The new code was accepted and added to version 6.13 of the Linux kernel. It adds a new NAPI configuration parameter, irq_suspend_timeout, to help balance CPU usage and network processing efficiency when using IRQ deferral and napi busy poll. This allows it to automatically switch between two modes of delivering data to an application — polling, and interrupt-driven — depending on network traffic, to maximize efficiency.
In polling mode, the application requests data, processes it, and then requests more, in a continuous cycle. In interrupt-driven mode, the application sleeps, saving energy and resources, until network traffic for it arrives, then wakes up and processes it.
“If you have an old-school multi-user, multi-process server with lots of (smallish) applications running concurrently, our new mechanism won’t do anything, but also shouldn’t hurt,” Karsten explained in an email to Network World.
However, he added, “in many data center scenarios, server machines run a small number of dedicated server applications. These applications ‘dominate’ a set of cores and can usually be connected to a set of transmission queues in the NIC [network interface card]. Our mechanism helps with this type of application, if they are also dealing with lots of network traffic. This is true for pretty much all front-end servers, but also many back-end servers delivering data to front-ends.”

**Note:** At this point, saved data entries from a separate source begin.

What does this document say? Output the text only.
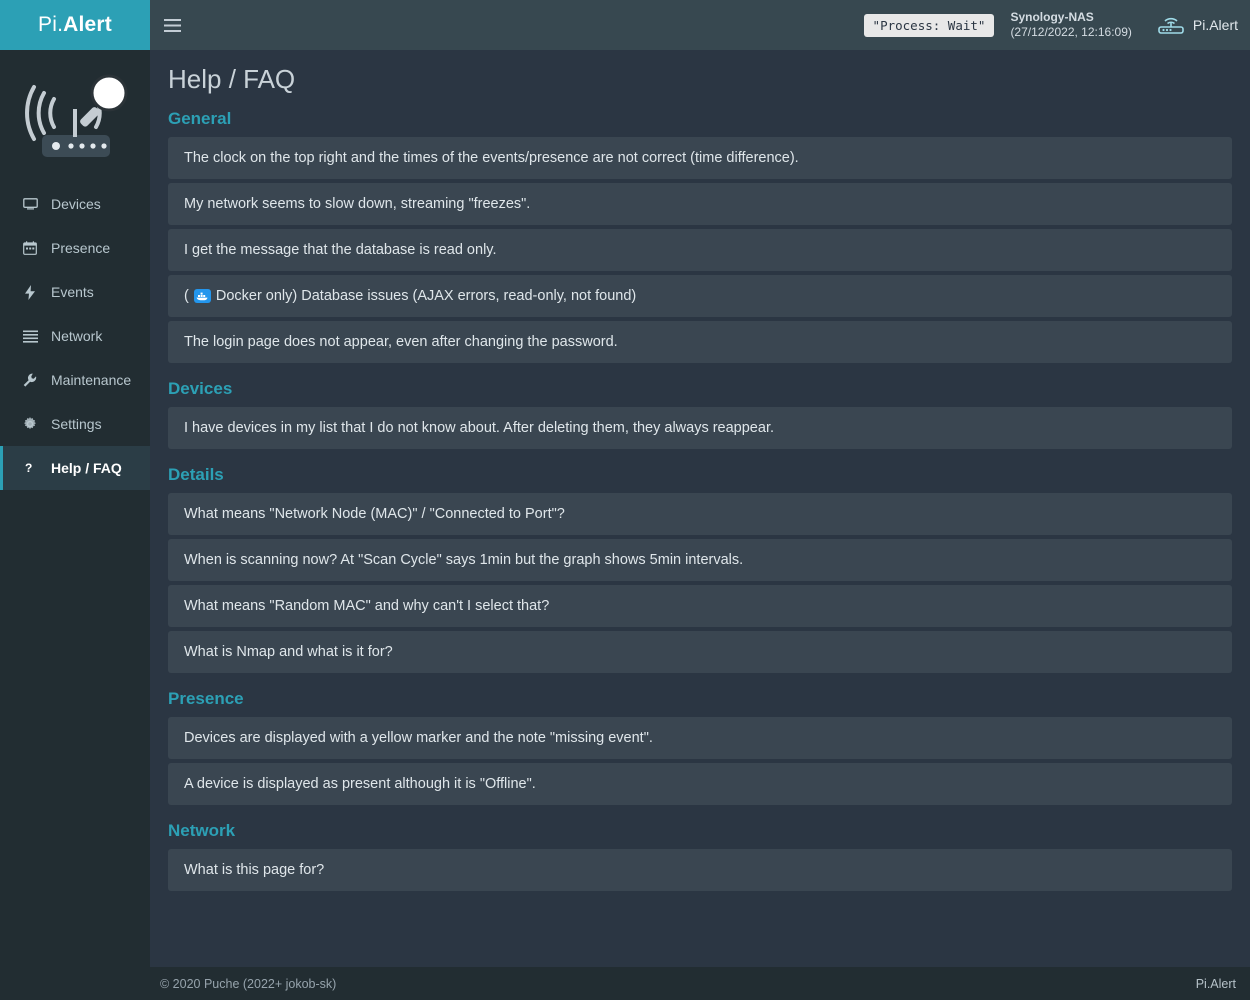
Pi. Alert	"Process: Wait"
Synology-NAS
(27/12/2022, 12:16:09)	Pi.Alert
Devices
Presence
Events
Network
Maintenance
Settings
? Help / FAQ
Help / FAQ
General
The clock on the top right and the times of the events/presence are not correct (time difference).
My network seems to slow down, streaming "freezes".
I get the message that the database is read only.
( Docker only) Database issues (AJAX errors, read-only, not found)
The login page does not appear, even after changing the password.
Devices
I have devices in my list that I do not know about. After deleting them, they always reappear.
Details
What means "Network Node (MAC)" / "Connected to Port"?
When is scanning now? At "Scan Cycle" says 1min but the graph shows 5min intervals.
What means "Random MAC" and why can't I select that?
What is Nmap and what is it for?
Presence
Devices are displayed with a yellow marker and the note "missing event".
A device is displayed as present although it is "Offline".
Network
What is this page for?
© 2020 Puche (2022+ jokob-sk)	Pi.Alert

When network traffic is heavy, it is most efficient, and delivers the best performance, to disable interrupts and run in polling mode. But when network traffic is light, interrupt-driven processing works best, he noted.
“An implementation using only polling would waste a lot of resources/energy during times of light traffic. An implementation using only interrupts becomes inefficient during times of heavy traffic. … So the biggest energy savings arise when comparing to a high-performance always-polling implementation during times of light traffic,” Karsten said. “Our mechanism automatically detects [the amount of network traffic] and switches between polling and interrupt-driven to get the best of both worlds.”
In the patch cover letter, Damato described the implementation of the new parameter in more detail, noting: “this delivery mode is efficient, because it avoids softIRQ execution interfering with application processing during busy periods. It can be used with blocking epoll_wait to conserve CPU cycles during idle periods. The effect of alternating between busy and idle periods is that performance (throughput and latency) is very close to full busy polling, while CPU utilization is lower and very close to interrupt mitigation.”
Added Karsten: “At the nuts and bolts level, enabling the feature requires a small tweak to applications and the setting of a system configuration variable.”
And although he can’t yet quantify the energy benefits of the technique (the 30% saving cited is best case), he said, “the biggest energy savings arise when comparing to a high-performance always-polling implementation during times of light traffic.”